Kommen wir abschließend zum gänzlich Unverständlichen: Wie ist es überhaupt möglich, dass ein Mensch 100 Jahre alt wird? Wie kann es sein, dass sich eine 100-jährige Schwangerschaftsgymnastin zwanzigmal schneller vom Sofa erheben kann als ein kaum manövrierfähiger 32-jähriger Journalist? Warum strahlt eine 100-Jährige mehr unverbrauchte Lebensenergie aus als manche 18-Jährige? Wie kann es sein, dass es im Land der PISA-Versager eine 100-Jährige gibt, deren mündlicher Sprachgebrauch leuchtendes Vorbild für so manchen Jugendlichen sein könnte. Alles gänzlich unbergreifliche Phänomene! Mysterien, die nicht ergründet werden können, aber auch nicht sollen!

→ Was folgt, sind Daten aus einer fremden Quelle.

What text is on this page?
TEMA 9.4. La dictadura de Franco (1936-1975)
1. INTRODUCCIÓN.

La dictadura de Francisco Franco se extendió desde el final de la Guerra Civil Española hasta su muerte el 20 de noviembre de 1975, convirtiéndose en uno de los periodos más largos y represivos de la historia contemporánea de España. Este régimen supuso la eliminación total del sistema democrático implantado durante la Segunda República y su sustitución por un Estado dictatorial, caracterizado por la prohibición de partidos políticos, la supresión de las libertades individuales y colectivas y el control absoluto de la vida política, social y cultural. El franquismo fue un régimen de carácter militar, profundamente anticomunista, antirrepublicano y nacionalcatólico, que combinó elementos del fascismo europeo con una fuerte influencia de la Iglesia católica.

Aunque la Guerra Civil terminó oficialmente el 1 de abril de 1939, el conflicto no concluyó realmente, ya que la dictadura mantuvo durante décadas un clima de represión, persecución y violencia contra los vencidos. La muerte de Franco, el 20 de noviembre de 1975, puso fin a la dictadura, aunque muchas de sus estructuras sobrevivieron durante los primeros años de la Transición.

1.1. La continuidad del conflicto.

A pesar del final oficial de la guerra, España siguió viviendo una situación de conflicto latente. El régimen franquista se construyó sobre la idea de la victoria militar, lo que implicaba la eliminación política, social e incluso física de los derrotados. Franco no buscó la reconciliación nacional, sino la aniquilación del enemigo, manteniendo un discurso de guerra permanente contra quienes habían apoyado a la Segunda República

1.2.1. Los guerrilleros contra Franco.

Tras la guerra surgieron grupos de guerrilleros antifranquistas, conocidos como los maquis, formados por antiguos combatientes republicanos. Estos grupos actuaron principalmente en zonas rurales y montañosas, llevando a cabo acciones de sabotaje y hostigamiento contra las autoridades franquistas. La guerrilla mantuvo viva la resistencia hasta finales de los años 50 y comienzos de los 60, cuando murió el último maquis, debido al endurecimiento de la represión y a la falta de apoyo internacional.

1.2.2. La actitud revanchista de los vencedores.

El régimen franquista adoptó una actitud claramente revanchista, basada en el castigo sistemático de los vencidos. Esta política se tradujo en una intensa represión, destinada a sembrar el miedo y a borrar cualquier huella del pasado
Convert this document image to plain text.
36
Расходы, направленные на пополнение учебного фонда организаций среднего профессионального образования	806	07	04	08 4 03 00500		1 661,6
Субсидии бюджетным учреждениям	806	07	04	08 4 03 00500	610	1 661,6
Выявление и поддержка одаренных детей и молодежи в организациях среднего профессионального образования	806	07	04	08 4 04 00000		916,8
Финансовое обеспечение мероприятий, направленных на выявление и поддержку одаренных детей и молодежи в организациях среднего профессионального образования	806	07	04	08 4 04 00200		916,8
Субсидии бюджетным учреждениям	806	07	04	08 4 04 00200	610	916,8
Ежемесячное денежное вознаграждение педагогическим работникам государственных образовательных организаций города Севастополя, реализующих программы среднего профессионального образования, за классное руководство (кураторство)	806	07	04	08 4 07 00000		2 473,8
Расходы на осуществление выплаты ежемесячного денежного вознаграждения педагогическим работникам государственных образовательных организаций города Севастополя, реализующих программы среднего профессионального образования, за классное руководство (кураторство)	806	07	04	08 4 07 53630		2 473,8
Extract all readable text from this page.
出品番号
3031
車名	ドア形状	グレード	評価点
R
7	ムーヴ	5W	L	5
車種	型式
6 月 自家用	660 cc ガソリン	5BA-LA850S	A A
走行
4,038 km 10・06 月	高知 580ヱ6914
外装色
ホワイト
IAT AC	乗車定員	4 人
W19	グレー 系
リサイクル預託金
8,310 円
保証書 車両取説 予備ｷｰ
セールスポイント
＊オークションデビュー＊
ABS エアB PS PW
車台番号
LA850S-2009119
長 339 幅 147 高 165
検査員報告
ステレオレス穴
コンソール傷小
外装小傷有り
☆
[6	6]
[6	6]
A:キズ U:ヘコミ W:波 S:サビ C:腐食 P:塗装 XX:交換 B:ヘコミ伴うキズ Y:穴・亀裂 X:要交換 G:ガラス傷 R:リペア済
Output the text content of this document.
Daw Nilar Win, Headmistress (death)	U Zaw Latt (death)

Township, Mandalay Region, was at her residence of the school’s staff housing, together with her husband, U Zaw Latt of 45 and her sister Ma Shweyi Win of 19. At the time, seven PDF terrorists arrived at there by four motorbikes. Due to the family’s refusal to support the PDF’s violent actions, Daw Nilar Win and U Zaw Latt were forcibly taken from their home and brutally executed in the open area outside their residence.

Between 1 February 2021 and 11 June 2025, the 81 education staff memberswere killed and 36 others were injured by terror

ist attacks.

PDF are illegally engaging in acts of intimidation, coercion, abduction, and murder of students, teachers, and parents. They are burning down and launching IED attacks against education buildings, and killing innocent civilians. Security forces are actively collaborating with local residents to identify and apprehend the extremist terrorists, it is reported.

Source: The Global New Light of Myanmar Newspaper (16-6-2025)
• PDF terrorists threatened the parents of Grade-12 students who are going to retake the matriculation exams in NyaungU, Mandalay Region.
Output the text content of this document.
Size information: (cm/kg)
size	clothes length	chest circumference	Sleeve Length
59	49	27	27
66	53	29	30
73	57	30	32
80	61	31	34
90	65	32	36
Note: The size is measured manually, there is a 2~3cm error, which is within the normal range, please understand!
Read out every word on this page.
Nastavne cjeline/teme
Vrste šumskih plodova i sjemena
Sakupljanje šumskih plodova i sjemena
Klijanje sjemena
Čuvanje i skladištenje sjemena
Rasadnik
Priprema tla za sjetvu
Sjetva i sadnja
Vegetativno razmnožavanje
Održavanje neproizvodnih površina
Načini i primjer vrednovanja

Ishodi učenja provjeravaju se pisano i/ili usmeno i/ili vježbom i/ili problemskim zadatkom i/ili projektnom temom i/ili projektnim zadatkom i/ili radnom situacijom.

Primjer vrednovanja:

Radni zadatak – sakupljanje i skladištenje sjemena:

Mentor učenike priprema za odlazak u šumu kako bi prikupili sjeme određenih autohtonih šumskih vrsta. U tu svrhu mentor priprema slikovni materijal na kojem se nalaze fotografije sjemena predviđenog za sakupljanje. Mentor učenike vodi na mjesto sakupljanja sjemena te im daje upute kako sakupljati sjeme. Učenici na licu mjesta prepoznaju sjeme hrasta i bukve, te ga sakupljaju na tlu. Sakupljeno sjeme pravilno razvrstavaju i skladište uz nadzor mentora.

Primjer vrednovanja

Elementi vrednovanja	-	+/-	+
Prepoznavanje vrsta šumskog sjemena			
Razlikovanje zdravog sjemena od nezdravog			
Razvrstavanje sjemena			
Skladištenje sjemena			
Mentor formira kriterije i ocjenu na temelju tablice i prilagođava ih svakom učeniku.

Als Journalist träumt man sein Leben lang von der einzigen, fetten, dicken, satten, unverwechselbaren Schlagzeile im Stile der Bild-Zeitung „Wir sind Papst“. Ich freue mich schon seit Monaten auf die Schlagzeile meines Journalistenlebens: „Die Unsterbliche – Schwester Engeltraud wird 100“. Mein Dank gebührt in allererster Linie dem Geburtstagskind, das tapfer durchgehalten und diese Schlagzeile überhaupt erst ermöglicht hat. Wer unsterblich ist, ist über jeden Zweifel erhaben, ist menschlichen Vergänglichkeitskategorien längst entrückt, ist Bestandteil eines größeren, göttlichen Zusammenhangs. Der bekannte Fernsehmoderator Robert Lembke hat über das Alter einmal Folgendes gesagt:
„Alt werden ist natürlich kein reines Vergnügen. Aber denken wir an die einzige Alternative.“ In diesem Sinne: Vermeiden Sie, Schwester Engeltraud, auch in den nächsten 100 Jahren diese einzige denkbare Alternative, ertragen Sie die Unbilden des Alters weiterhin mit der Ihnen eigenen Mischung aus trotziger Gelassenheit, weltlichem Humor und Gottesfürchtigkeit. Bleiben Sie uns noch möglichst lange erhalten!